A austeridade agrava-se com o aumento generalizado dos preços provocado pela escassez de produtos, nomeadamente alimentares, a crise energética e a especulação. A erosão dos salários decorre do crescimento da inflação e da pressão da legislação laboral que favorece a precariedade, sobretudo dos mais jovens, condiciona a contratação coletiva e a atualização dos rendimentos do trabalho.

A necessidade de medidas de combate à especulação nos preços da energia e de bens essenciais coloca-se com urgência. O aumento de 6% este ano no Salário Mínimo Nacional está a ser anulado por uma inflação que já era de 3% antes da guerra e que no final do 1º trimestre já se aproximava dos 6%.

A atualização salarial prevista pelo Governo para a Função Pública situa-se em 0,9%, uma referência também para o setor privado, muito abaixo da inflação, o que determina uma perda dramática de poder de compra dos salários.
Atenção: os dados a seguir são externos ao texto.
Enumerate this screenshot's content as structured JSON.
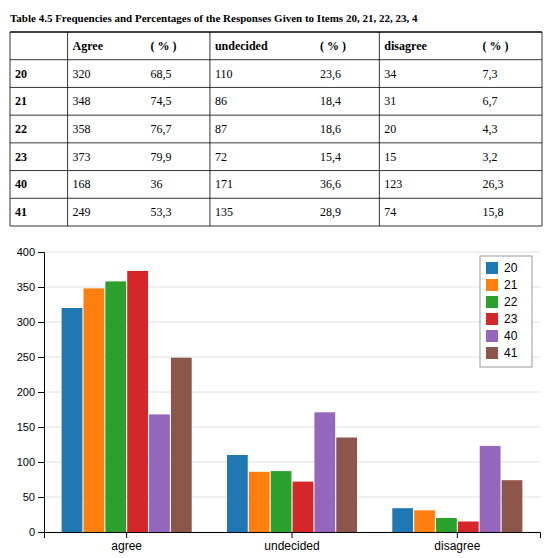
{
  "chart_data": [
    {
      "type": "table",
      "title": "Table 4.5 Frequencies and Percentages of the Responses Given to Items 20, 21, 22, 23, 4",
      "columns": [
        null,
        "Agree",
        "( % )",
        "undecided",
        "( % )",
        "disagree",
        "( % )"
      ],
      "rows": [
        [
          "20",
          "320",
          "68,5",
          "110",
          "23,6",
          "34",
          "7,3"
        ],
        [
          "21",
          "348",
          "74,5",
          "86",
          "18,4",
          "31",
          "6,7"
        ],
        [
          "22",
          "358",
          "76,7",
          "87",
          "18,6",
          "20",
          "4,3"
        ],
        [
          "23",
          "373",
          "79,9",
          "72",
          "15,4",
          "15",
          "3,2"
        ],
        [
          "40",
          "168",
          "36",
          "171",
          "36,6",
          "123",
          "26,3"
        ],
        [
          "41",
          "249",
          "53,3",
          "135",
          "28,9",
          "74",
          "15,8"
        ]
      ]
    },
    {
      "type": "bar",
      "categories": [
        "agree",
        "undecided",
        "disagree"
      ],
      "series": [
        {
          "name": "20",
          "values": [
            320,
            110,
            34
          ]
        },
        {
          "name": "21",
          "values": [
            348,
            86,
            31
          ]
        },
        {
          "name": "22",
          "values": [
            358,
            87,
            20
          ]
        },
        {
          "name": "23",
          "values": [
            373,
            72,
            15
          ]
        },
        {
          "name": "40",
          "values": [
            168,
            171,
            123
          ]
        },
        {
          "name": "41",
          "values": [
            249,
            135,
            74
          ]
        }
      ],
      "ylim": [
        0,
        400
      ],
      "yticks": [
        0,
        50,
        100,
        150,
        200,
        250,
        300,
        350,
        400
      ],
      "grid": true,
      "legend": "upper right"
    }
  ]
}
Em contrapartida, as empresas do PSI 20 cotadas na Bolsa fecharam 2021 com lucros na ordem dos 3,5 mil milhões de euros e pagaram aos acionistas dividendos recorde. Por imperativo de justiça social e por respeito aos ideais de abril, combater a carestia e o empobrecimento reclama aumentos dos salários e das reformas e pensões que, no mínimo, acompanhem a inflação. Impõe o congelamento dos preços dos bens essenciais e a tributação dos lucros extraordinários e especulativos das grandes empresas da energia e da distribuição comercial.

É preciso garantir hoje o respeito por quem trabalha ou trabalhou. Com os olhos no futuro! Tal passa necessariamente por mitigar as consequências das alterações climáticas também no plano local — seja no desenho urbano, nos transportes públicos ou na política de taxas municipais.

Nos combates de hoje, continuam a valer os sonhos de abril e as vozes da liberdade como a da poeta ucraniana Anna Akhmátova, quando há muitos anos escreveu

Que as novas gerações, tenham paz e vida longa.
As modernas e monumentais cidades,
Em homenagem às aldeias massacradas,
Marcarão o tempo a ferro e fogo.

Estaremos sempre solidários com todas as lutas que defendam a dignidade dos povos e a justiça social.

Com uma certeza: como nas jornadas de abril de 74 só uma ampla mobilização social travará o passo a retrocessos e manterá abertas as portas da esperança.

Viva o 25 de abril! Viva a Liberdade!”